DIFFERENCES AND RESULTS BETWEEN HONEY BEE HIVES MANUFACTURED IN TURKEY


Burgut A., Tabur Z.

15th INTERNATIONAL MARDIN ARTUKLU SCIENTIFIC RESEARCHES CONFERENCE, Mardin, Türkiye, 4 - 07 Ekim 2025, ss.723-729, (Tam Metin Bildiri)

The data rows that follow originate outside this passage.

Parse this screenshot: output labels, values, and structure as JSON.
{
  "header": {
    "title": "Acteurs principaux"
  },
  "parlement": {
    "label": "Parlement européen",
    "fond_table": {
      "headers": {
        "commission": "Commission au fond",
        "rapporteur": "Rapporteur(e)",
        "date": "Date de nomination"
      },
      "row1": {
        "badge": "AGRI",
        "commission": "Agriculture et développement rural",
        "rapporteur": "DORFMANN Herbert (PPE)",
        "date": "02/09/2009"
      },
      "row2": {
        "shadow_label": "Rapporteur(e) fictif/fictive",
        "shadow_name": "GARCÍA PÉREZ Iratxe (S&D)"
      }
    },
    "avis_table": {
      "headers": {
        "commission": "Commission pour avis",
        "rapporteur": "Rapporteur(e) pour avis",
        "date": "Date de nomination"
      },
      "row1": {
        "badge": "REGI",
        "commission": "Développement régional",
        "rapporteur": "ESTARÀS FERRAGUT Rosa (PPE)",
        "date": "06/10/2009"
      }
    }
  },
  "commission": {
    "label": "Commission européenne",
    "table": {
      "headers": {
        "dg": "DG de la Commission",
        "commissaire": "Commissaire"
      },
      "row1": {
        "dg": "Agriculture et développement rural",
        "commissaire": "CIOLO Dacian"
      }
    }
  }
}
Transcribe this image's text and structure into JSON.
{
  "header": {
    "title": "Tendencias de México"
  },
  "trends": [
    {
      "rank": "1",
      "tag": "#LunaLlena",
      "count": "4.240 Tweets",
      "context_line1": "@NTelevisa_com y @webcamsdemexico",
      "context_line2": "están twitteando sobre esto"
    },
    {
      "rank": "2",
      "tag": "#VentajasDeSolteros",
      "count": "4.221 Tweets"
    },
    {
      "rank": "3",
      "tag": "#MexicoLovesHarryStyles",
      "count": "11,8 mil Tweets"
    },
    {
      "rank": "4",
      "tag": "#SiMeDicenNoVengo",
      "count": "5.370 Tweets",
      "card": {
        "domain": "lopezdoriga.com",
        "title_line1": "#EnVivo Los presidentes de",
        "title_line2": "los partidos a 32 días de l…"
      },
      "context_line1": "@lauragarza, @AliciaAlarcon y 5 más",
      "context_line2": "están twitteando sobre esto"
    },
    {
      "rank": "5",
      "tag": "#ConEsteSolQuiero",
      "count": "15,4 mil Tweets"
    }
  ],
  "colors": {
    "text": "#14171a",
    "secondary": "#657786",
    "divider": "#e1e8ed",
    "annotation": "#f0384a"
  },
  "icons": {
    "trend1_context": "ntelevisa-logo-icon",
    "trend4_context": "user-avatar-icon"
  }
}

  • Yayın Türü: Bildiri / Tam Metin Bildiri
  • Basıldığı Şehir: Mardin
  • Basıldığı Ülke: Türkiye
  • Sayfa Sayıları: ss.723-729
  • Çukurova Üniversitesi Adresli: Evet

Özet

Bal arıları (Apis mellifera L.), sosyal böcekler olarak bilinen en önemli türlerden biridir. Bal arıları, doğal ekosistemlerde bitkilerin çiçeklerini tozlaşarak bitki çeşitliliği ve ürün verimliliği üzerinde büyük bir etkiye sahiptir. Bu nedenle bal arıları, tarım ekonomisi için hayati bir öneme sahiptir. Bal arısı kovanı, balarısı kolonilerinin beslenmesi, çoğalması, bakımı ve ürünlerini depolaması için kullanılan yapıdır. Arı yetiştiriciliğinde ilk olarak; sepet, kütük, çamur gibi malzemeden yapılmış kovanlar kullanılmakta iken modern arı yetiştiriciliği yapılan günümüzde ise TSE standartlarına uygun ahşaptan, strafordan ve plastikten yapılabilmektedir. İnsanlar artan ihtiyaçları karşısında sürekli kovanlar üzerinde değişiklikler yapmış ve uygulamışlardır. Bu ihtiyaçlar karşısında modern kovanlarda kovanın üst kısmında bulunan kapak açılabilmekte ve kovan içine temel petek takılan çerçeveler konulmaktadır. Bu şekilde arıcı, çerçevelere bakarak bal arısı kolonilerinin ihtiyaçlarını kontrol eder, hastalıkla mücadelesini ve bakımını yapar. Kovan seçiminde, kullanılan malzemenin ucuz, kullanımın kolay, sağlam ve çevreye uygun olmasına dikkat edilmesi gerekmektedir. Türkiye'de 2024 verilerine göre 10 milyon bal arısı kovanı bulunmaktadır. Bu kovanların %90’ını modern kovanlar ve %10'unu ise ilkel kovanlar oluşturmaktadır. Modern kovanlar Dadant ve Langstroth kovan tipleri olarak iki ana kovana ayrılabilir. Dadant kovanlar; 12 çerçeveli, geniş, süzme bal üretiminde ve sabit arıcılıkta daha çok tercih edilmektedirler. Langstroth kovanlar ise 10 çerçeveli süzme ve petek bal üretiminde ve göçer arıcılıkta tercih edilmektedirler. Bu çalışmada, Türkiye’nin yedi bölgesinden (Adana (2 adet), Mersin, Kayseri, Muğla, Ordu ve Uşak) kovan ölçüleri alınarak karşılaştırılmış, bölgeler arasındaki farklılıklar belirlenmiş, TSE standartlarına uygun olup olmadıkları tespit edilmiş ve ölçüler arasındaki farkın yarattığı olumlu ve olumsuz durumlar belirlenmiştir.